Mucho después, aprendí que el 2 de febrero también es Candlemas — el día que conmemora la Presentación de Jesús en el Templo y la Purificación de María según la ley judía. Es una celebración de la luz entrando al mundo. Del reconocimiento. De las profecías cumplidas. De la esperanza brillando con más fuerza en medio del invierno.

Una energía bastante “casual” para competir con eso cuando estás tratando de celebrar que cumples nueve años.

Y luego está el Día de los Crêpes, porque aparentemente Francia miró este calendario espiritual ya saturado y dijo: “Sí, pero ¿y si le agregamos panqueques?” Tradicionalmente, la gente prepara crêpes en la Candelaria como símbolo del sol: dorados, redondos, cálidos — un deseo silencioso de días más brillantes por venir. Honestamente, apoyo esta adición. Toda celebración sagrada debería venir acompañada de carbohidratos.
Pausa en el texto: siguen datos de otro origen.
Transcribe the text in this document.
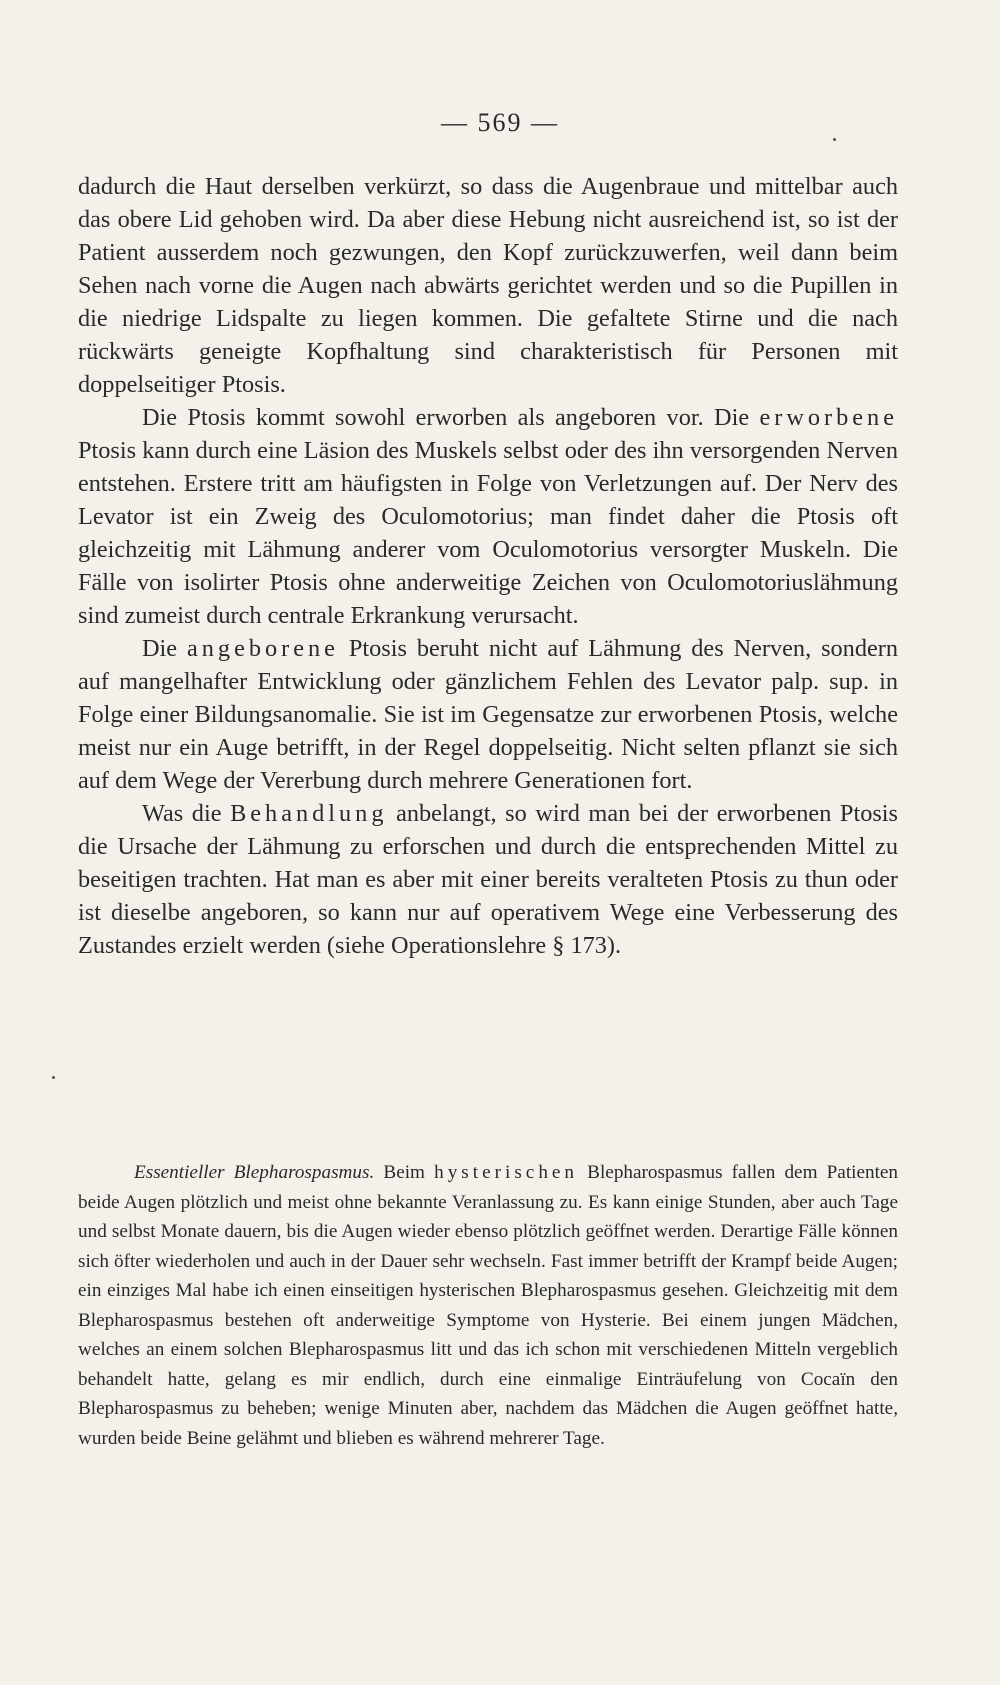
— 569 —

dadurch die Haut derselben verkürzt, so dass die Augenbraue und mittelbar auch das obere Lid gehoben wird. Da aber diese Hebung nicht ausreichend ist, so ist der Patient ausserdem noch gezwungen, den Kopf zurückzuwerfen, weil dann beim Sehen nach vorne die Augen nach abwärts gerichtet werden und so die Pupillen in die niedrige Lidspalte zu liegen kommen. Die gefaltete Stirne und die nach rückwärts geneigte Kopfhaltung sind charakteristisch für Personen mit doppelseitiger Ptosis.

Die Ptosis kommt sowohl erworben als angeboren vor. Die erworbene Ptosis kann durch eine Läsion des Muskels selbst oder des ihn versorgenden Nerven entstehen. Erstere tritt am häufigsten in Folge von Verletzungen auf. Der Nerv des Levator ist ein Zweig des Oculomotorius; man findet daher die Ptosis oft gleichzeitig mit Lähmung anderer vom Oculomotorius versorgter Muskeln. Die Fälle von isolirter Ptosis ohne anderweitige Zeichen von Oculomotoriuslähmung sind zumeist durch centrale Erkrankung verursacht.

Die angeborene Ptosis beruht nicht auf Lähmung des Nerven, sondern auf mangelhafter Entwicklung oder gänzlichem Fehlen des Levator palp. sup. in Folge einer Bildungsanomalie. Sie ist im Gegensatze zur erworbenen Ptosis, welche meist nur ein Auge betrifft, in der Regel doppelseitig. Nicht selten pflanzt sie sich auf dem Wege der Vererbung durch mehrere Generationen fort.

Was die Behandlung anbelangt, so wird man bei der erworbenen Ptosis die Ursache der Lähmung zu erforschen und durch die entsprechenden Mittel zu beseitigen trachten. Hat man es aber mit einer bereits veralteten Ptosis zu thun oder ist dieselbe angeboren, so kann nur auf operativem Wege eine Verbesserung des Zustandes erzielt werden (siehe Operationslehre § 173).

Essentieller Blepharospasmus. Beim hysterischen Blepharospasmus fallen dem Patienten beide Augen plötzlich und meist ohne bekannte Veranlassung zu. Es kann einige Stunden, aber auch Tage und selbst Monate dauern, bis die Augen wieder ebenso plötzlich geöffnet werden. Derartige Fälle können sich öfter wiederholen und auch in der Dauer sehr wechseln. Fast immer betrifft der Krampf beide Augen; ein einziges Mal habe ich einen einseitigen hysterischen Blepharospasmus gesehen. Gleichzeitig mit dem Blepharospasmus bestehen oft anderweitige Symptome von Hysterie. Bei einem jungen Mädchen, welches an einem solchen Blepharospasmus litt und das ich schon mit verschiedenen Mitteln vergeblich behandelt hatte, gelang es mir endlich, durch eine einmalige Einträufelung von Cocaïn den Blepharospasmus zu beheben; wenige Minuten aber, nachdem das Mädchen die Augen geöffnet hatte, wurden beide Beine gelähmt und blieben es während mehrerer Tage.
Lo que más me gusta es el simbolismo que envuelve esta fecha tan peculiar. El 2 de febrero está obsesionado con la luz y la sombra. Con el invierno y la primavera. Con la espera y la revelación. La marmota revisa su sombra. En las iglesias se bendicen velas. La gente busca señales de que la oscuridad por fin podría estar soltando su agarre.

Y eso se siente extrañamente apropiado para mí.

Siempre he vivido un poco entre estaciones. Entre la duda y la fe. Entre el cansancio y la esperanza. Entre querer esconderme bajo una cobija y querer correr hacia el sol. Mi cumpleaños parece reflejar esa tensión — esa pregunta silenciosa de si la luz ya está creciendo.

Así que sí, está concurrido. Mi cumpleaños tiene competencia. Un roedor. Una fiesta religiosa. Una torre de crêpes. Pero, de alguna manera, me encanta.

Porque mientras la marmota revisa su sombra, las velas brillan en las iglesias y alguien en Francia está volteando panqueques… yo tengo pastel.

Y, honestamente, eso se siente como el equilibrio perfecto.